Im Jahr 2012 wurden lediglich ca. 3070 Tonnen Filterstaub in die Zementmahlung geführt. Eine kontinuierliche Ausschleusung bedeutet daher den Bau eines großen Silos mit ca. 6.000 Tonnen Kapazität. Die Überkapazität muss fachgerecht entsorgt werden. Die Entsorgungskosten liegen bei ca. 80 EUR pro Tonne und somit insgesamt bei ca. 3,7 Millionen EUR/Jahr. Neben den hohen Entsorgungskosten wären auch zusätzlich ca. 3.600 LKW Bewegungen pro Jahr erforderlich.
Wird der Filterstaub nicht ausgeschleust, reichert sich der Staub sowohl mit Quecksilber als auch mit Aktivkohle weiter an. Beide haben einen signifikanten Einfluss auf die Produktqualität des Zementes.

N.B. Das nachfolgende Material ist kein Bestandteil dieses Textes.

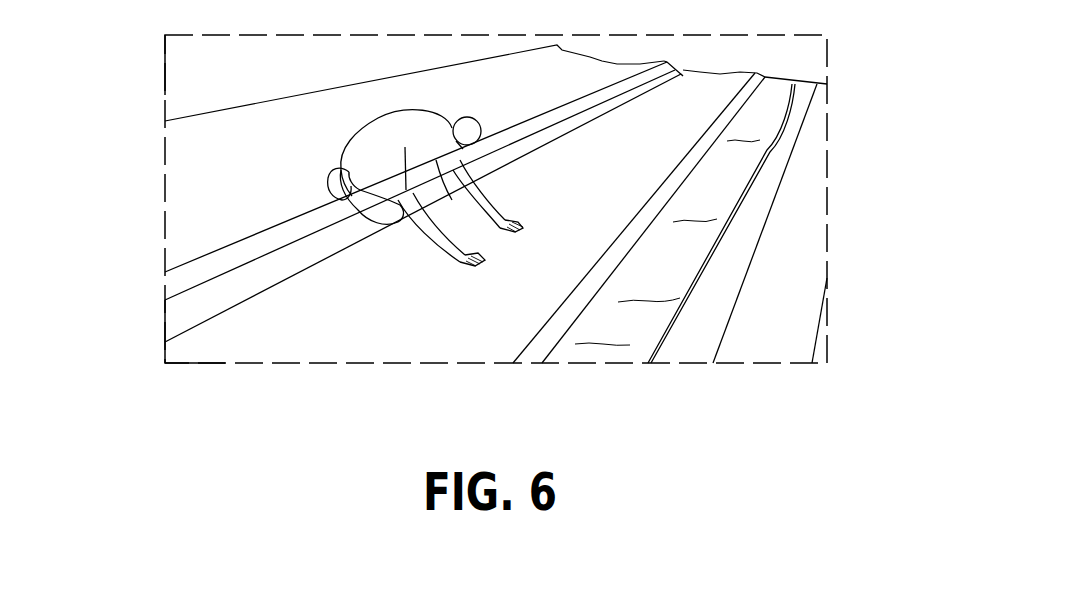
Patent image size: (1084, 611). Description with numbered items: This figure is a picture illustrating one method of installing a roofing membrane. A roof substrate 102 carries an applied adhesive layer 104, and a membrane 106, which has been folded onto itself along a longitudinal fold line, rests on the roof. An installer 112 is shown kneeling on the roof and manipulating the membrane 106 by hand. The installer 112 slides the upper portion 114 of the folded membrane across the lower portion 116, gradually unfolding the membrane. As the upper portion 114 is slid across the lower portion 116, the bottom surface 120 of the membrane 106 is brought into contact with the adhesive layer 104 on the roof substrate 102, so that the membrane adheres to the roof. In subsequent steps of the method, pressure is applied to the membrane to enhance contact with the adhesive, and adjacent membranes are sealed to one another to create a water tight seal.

The roof substrate 102 is at (805, 273).
The adhesive layer 104 is at (640, 327).
The membrane 106 is at (705, 113).
The installer 112 is at (387, 142).
The upper portion 114 is at (365, 343).
The lower portion 116 is at (184, 252).
The bottom surface 120 is at (612, 212).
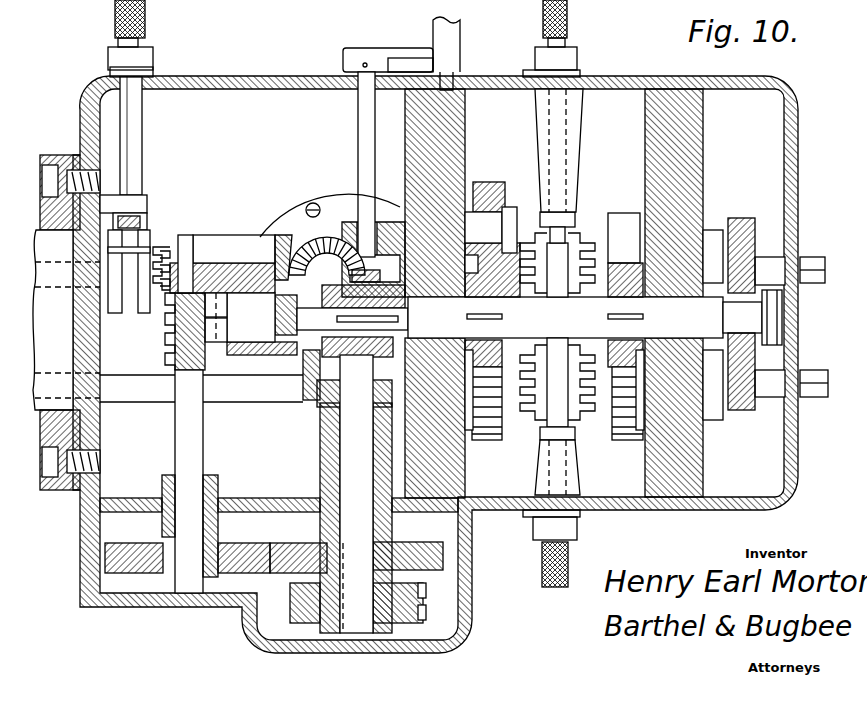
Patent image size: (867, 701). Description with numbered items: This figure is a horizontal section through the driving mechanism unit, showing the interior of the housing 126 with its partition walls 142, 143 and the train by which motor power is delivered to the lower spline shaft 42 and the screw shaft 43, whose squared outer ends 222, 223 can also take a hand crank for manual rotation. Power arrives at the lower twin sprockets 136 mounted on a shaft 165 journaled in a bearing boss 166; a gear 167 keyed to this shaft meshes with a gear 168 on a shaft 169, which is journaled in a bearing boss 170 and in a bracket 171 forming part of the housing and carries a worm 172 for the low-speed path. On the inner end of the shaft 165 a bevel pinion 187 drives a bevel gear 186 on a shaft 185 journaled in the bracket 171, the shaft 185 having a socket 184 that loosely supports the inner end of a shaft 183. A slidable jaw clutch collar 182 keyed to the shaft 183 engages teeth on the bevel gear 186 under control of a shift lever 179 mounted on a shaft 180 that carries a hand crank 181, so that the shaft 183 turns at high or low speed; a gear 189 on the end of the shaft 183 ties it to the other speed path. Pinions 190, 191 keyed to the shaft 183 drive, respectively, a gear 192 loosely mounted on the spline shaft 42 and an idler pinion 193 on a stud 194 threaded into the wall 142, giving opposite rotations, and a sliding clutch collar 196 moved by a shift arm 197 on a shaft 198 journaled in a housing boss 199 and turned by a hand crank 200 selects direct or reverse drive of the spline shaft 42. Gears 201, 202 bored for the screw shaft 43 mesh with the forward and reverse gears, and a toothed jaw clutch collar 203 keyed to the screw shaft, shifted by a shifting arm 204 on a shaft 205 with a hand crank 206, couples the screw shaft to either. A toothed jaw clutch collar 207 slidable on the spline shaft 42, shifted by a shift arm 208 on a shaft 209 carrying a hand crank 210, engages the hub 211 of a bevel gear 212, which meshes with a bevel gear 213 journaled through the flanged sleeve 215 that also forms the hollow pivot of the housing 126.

The lower spline shaft 42 is at (50, 290).
The screw shaft 43 is at (125, 392).
The housing 126 is at (258, 78).
The lower twin sprockets 136 is at (426, 612).
The partition wall 142 is at (460, 125).
The partition wall 143 is at (650, 150).
The shaft 165 is at (352, 482).
The bearing boss 166 is at (326, 458).
The gear 167 is at (300, 548).
The gear 168 is at (250, 548).
The shaft 169 is at (195, 448).
The bearing boss 170 is at (163, 495).
The bracket 171 is at (222, 250).
The worm 172 is at (175, 346).
The shift lever 179 is at (352, 274).
The shaft 180 is at (365, 155).
The hand crank 181 is at (400, 50).
The slidable jaw clutch collar 182 is at (386, 350).
The shaft 183 is at (595, 317).
The socket 184 is at (275, 307).
The shaft 185 is at (275, 327).
The bevel gear 186 is at (305, 364).
The bevel pinion 187 is at (318, 400).
The gear 189 is at (740, 218).
The pinion 190 is at (615, 282).
The pinion 191 is at (500, 285).
The gear 192 is at (622, 213).
The idler pinion 193 is at (486, 182).
The stud 194 is at (506, 205).
The sliding clutch collar 196 is at (530, 232).
The shift arm 197 is at (560, 220).
The shaft 198 is at (575, 153).
The housing boss 199 is at (575, 125).
The hand crank 200 is at (575, 45).
The gear 201 is at (628, 435).
The gear 202 is at (488, 440).
The toothed jaw clutch collar 203 is at (536, 418).
The shifting arm 204 is at (565, 435).
The shaft 205 is at (548, 481).
The hand crank 206 is at (578, 540).
The toothed jaw clutch collar 207 is at (160, 235).
The shift arm 208 is at (150, 210).
The shaft 209 is at (135, 152).
The hand crank 210 is at (141, 56).
The hub 211 is at (178, 243).
The bevel gear 212 is at (270, 240).
The bevel gear 213 is at (320, 237).
The flanged sleeve 215 is at (280, 222).
The squared outer end 222 is at (812, 257).
The squared outer end 223 is at (810, 370).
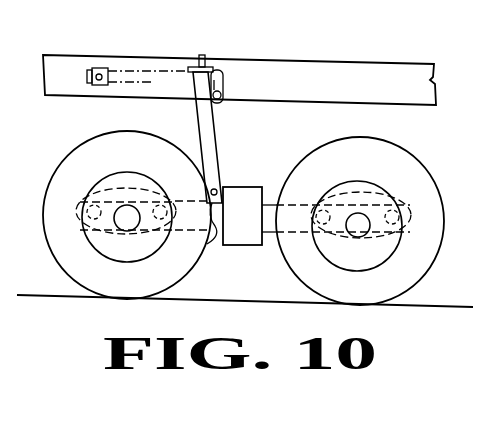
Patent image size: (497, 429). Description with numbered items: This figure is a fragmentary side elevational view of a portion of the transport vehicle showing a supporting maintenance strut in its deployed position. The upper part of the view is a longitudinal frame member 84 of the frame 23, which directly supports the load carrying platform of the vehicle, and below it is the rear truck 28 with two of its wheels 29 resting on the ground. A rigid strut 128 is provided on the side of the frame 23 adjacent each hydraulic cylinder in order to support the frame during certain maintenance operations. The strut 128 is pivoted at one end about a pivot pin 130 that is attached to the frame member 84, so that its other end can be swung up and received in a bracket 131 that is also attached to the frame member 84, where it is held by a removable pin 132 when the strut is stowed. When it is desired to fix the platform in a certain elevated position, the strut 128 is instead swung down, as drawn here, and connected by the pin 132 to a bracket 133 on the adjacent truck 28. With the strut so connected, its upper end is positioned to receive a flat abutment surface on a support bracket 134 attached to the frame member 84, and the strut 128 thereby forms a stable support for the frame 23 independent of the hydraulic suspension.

The frame 23 is at (398, 62).
The rear truck 28 is at (268, 269).
The wheels 29 is at (138, 292).
The longitudinal frame member 84 is at (410, 95).
The rigid strut 128 is at (134, 67).
The pivot pin 130 is at (224, 93).
The bracket 131 is at (101, 67).
The removable pin 132 is at (218, 189).
The bracket 133 is at (249, 226).
The support bracket 134 is at (206, 56).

Daneben erfordert die kontinuierliche Eindüsung die Vorhaltung von mehreren Tonnen Aktivkohle auf dem Gelände, was zusätzliche Brand- und Explosionsschutzmaßnahmen erforderlich macht. Lafarge sieht daher die Forderung nach einer kontinuierlichen Eindüsung von Aktivkohle in das Ofenabgas oder einer Herabsetzung des Grenzwertes auf 0,020 mg/Nm3 als unverhältnismäßig an und lehnt eine weitere Verschärfung ab.

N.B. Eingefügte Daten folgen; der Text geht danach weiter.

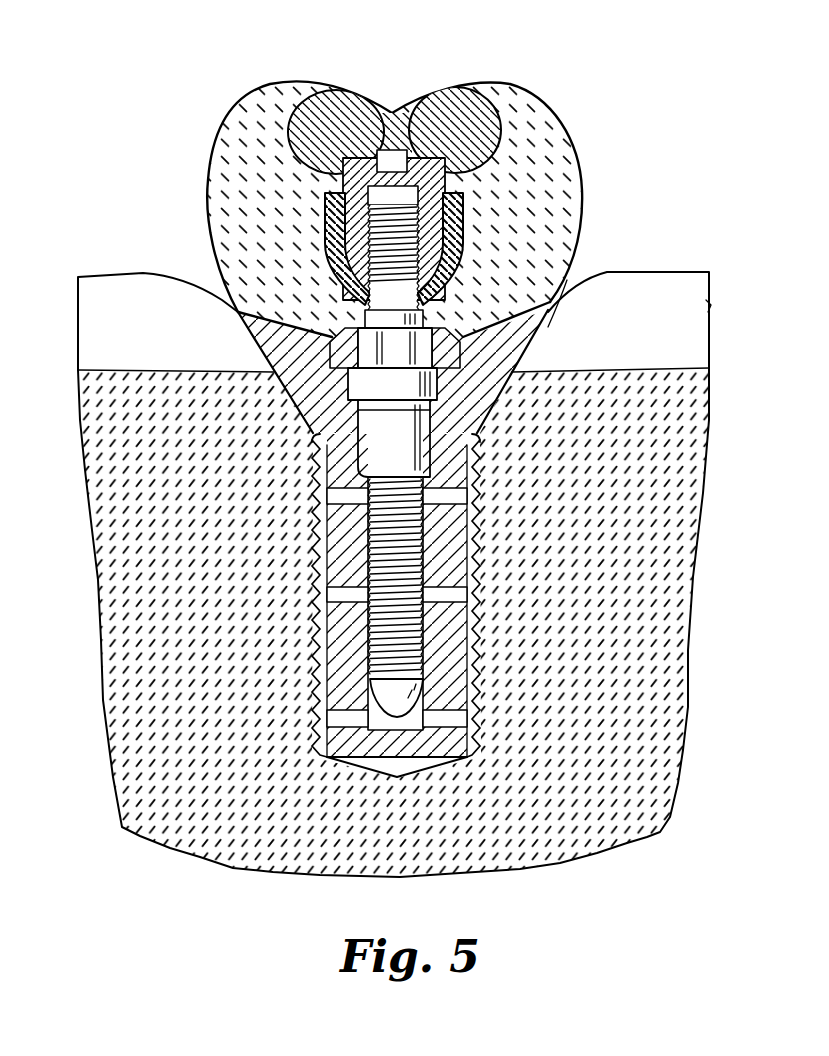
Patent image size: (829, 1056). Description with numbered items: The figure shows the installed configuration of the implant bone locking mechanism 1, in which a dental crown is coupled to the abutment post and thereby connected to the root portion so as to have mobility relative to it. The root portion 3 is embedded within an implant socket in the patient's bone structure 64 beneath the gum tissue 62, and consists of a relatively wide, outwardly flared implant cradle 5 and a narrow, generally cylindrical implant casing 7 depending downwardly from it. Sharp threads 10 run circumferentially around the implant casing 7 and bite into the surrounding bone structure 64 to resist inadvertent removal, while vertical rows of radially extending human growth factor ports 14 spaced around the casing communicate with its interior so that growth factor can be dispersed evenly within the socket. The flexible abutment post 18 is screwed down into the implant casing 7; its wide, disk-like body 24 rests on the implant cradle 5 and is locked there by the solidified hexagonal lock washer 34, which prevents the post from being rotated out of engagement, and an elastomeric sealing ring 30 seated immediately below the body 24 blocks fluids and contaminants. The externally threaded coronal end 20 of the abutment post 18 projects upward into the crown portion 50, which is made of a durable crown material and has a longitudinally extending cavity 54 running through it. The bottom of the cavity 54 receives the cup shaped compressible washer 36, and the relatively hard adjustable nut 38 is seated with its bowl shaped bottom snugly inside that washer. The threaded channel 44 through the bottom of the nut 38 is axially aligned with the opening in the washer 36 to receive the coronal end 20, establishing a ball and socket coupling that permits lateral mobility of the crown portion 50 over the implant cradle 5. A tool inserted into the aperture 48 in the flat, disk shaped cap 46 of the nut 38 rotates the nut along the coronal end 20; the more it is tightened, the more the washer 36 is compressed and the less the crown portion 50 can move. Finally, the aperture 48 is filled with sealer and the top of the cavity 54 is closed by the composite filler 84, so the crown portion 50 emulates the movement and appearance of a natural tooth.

The implant bone locking mechanism 1 is at (101, 187).
The root portion 3 is at (398, 603).
The implant cradle 5 is at (590, 277).
The implant casing 7 is at (333, 653).
The sharp threads 10 is at (477, 652).
The human growth factor ports 14 is at (337, 495).
The abutment post 18 is at (362, 529).
The coronal end 20 is at (383, 240).
The body 24 is at (357, 387).
The elastomeric sealing ring 30 is at (480, 414).
The washer 34 is at (322, 292).
The compressible washer 36 is at (463, 200).
The adjustable nut 38 is at (330, 192).
The threaded channel 44 is at (433, 160).
The cap 46 is at (373, 160).
The aperture 48 is at (392, 150).
The crown portion 50 is at (445, 194).
The cavity 54 is at (462, 262).
The gum tissue 62 is at (693, 308).
The bone structure 64 is at (693, 390).
The composite filler 84 is at (423, 107).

Der Forderung von Einwendern, einen Emissionsgrenzwert für Quecksilber von 0,020 mg/m3 zu verfügen, konnte nicht entsprochen werden. Mit der Festlegung eines Zielwerts von 0,025 mg/m3 ist nach Ansicht des Regierungspräsidiums das derzeit technisch und rechtlich Mögliche in Bezug auf die Quecksilberminderung im Ofenabgas des Zementwerks erreicht.“
Das Fazit des BUND Regionalverband Mittlerer: Auch hier gibt es nur eine angemessene Al-ternative: Gasfeuerung.

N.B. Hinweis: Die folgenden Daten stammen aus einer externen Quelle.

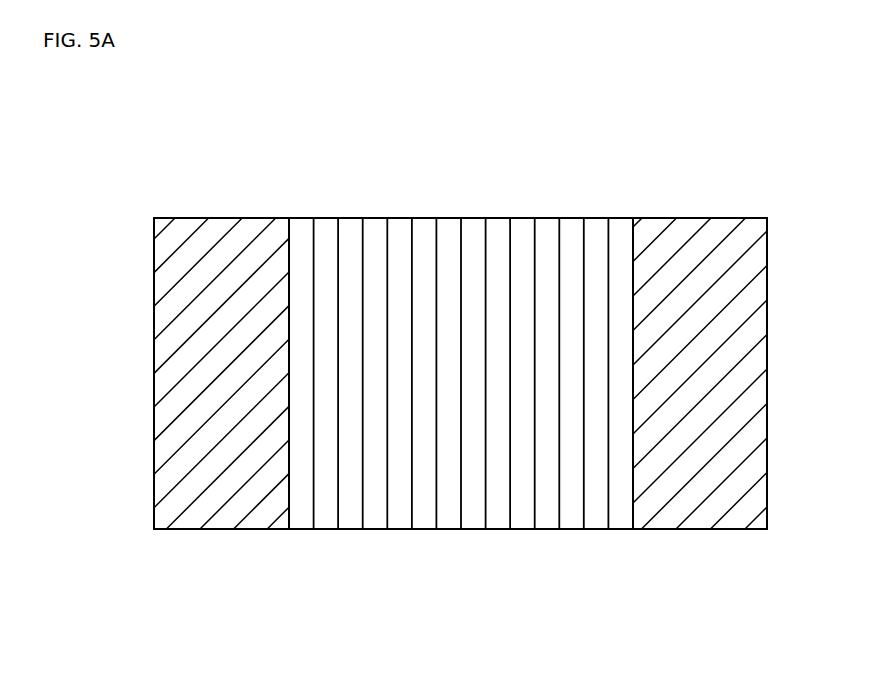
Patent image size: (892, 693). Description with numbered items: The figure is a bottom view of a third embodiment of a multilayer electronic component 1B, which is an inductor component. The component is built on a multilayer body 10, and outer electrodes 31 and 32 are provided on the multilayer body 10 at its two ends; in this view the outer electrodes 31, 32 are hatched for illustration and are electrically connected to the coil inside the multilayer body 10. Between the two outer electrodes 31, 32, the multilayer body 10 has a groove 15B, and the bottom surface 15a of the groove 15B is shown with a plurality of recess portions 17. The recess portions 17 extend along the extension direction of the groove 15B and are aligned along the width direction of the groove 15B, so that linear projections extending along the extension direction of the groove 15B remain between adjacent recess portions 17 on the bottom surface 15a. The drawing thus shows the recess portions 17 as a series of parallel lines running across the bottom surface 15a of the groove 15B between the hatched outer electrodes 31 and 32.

The multilayer electronic component 1B is at (520, 196).
The multilayer body 10 is at (349, 237).
The groove 15B is at (448, 228).
The bottom surface 15a is at (520, 425).
The recess portions 17 is at (300, 508).
The outer electrode 31 is at (237, 492).
The outer electrode 32 is at (708, 492).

Der Gesetzgeber lässt aber, und die grün-rote Landesregierung hat dem noch nicht widersprochen, den Einsatz von Müll in Großfeuerungsanlagen zu; nach Auffassung des BUND Regionalverband Mittlerer Oberrhein auch in dazu nicht geeigneten Verbrennungsöfen und dies zum Schaden der Menschen in der Umgebung der Anlage.
Es sind den Einwendern also rechtlich alle Hände gebunden, obwohl es eine ökologisch bessere Alternative in diesem Falle geben würde. Das bedauern wir sehr. Nicht nur die Betreiber des Zementwerkes müssen sich die Frage gefallen lassen, ob aus Profitgründen die körperliche Unversehrtheit von Flora, Fauna und Menschen wissentlich in Kauf genommen wird.
Der BUND Regionalverband Mittlerer Oberrhein bleibt bei seiner durch die Vorgaben der EU bekräftigte Forderung nach Umstellung der Feuerung im Zementwerk Wössingen auf Gas für die gesamte Anlage. Bei der Verbrennung von Gas entstehen keinerlei schädliche Stäube, eine Anbindung ans Gasnetz ist durch eine benachbarte Pipeline problemlos herstellbar. Gas stellt aus ökologischen Gründen die einzig hinnehmbare Verbrennungsalternative dar.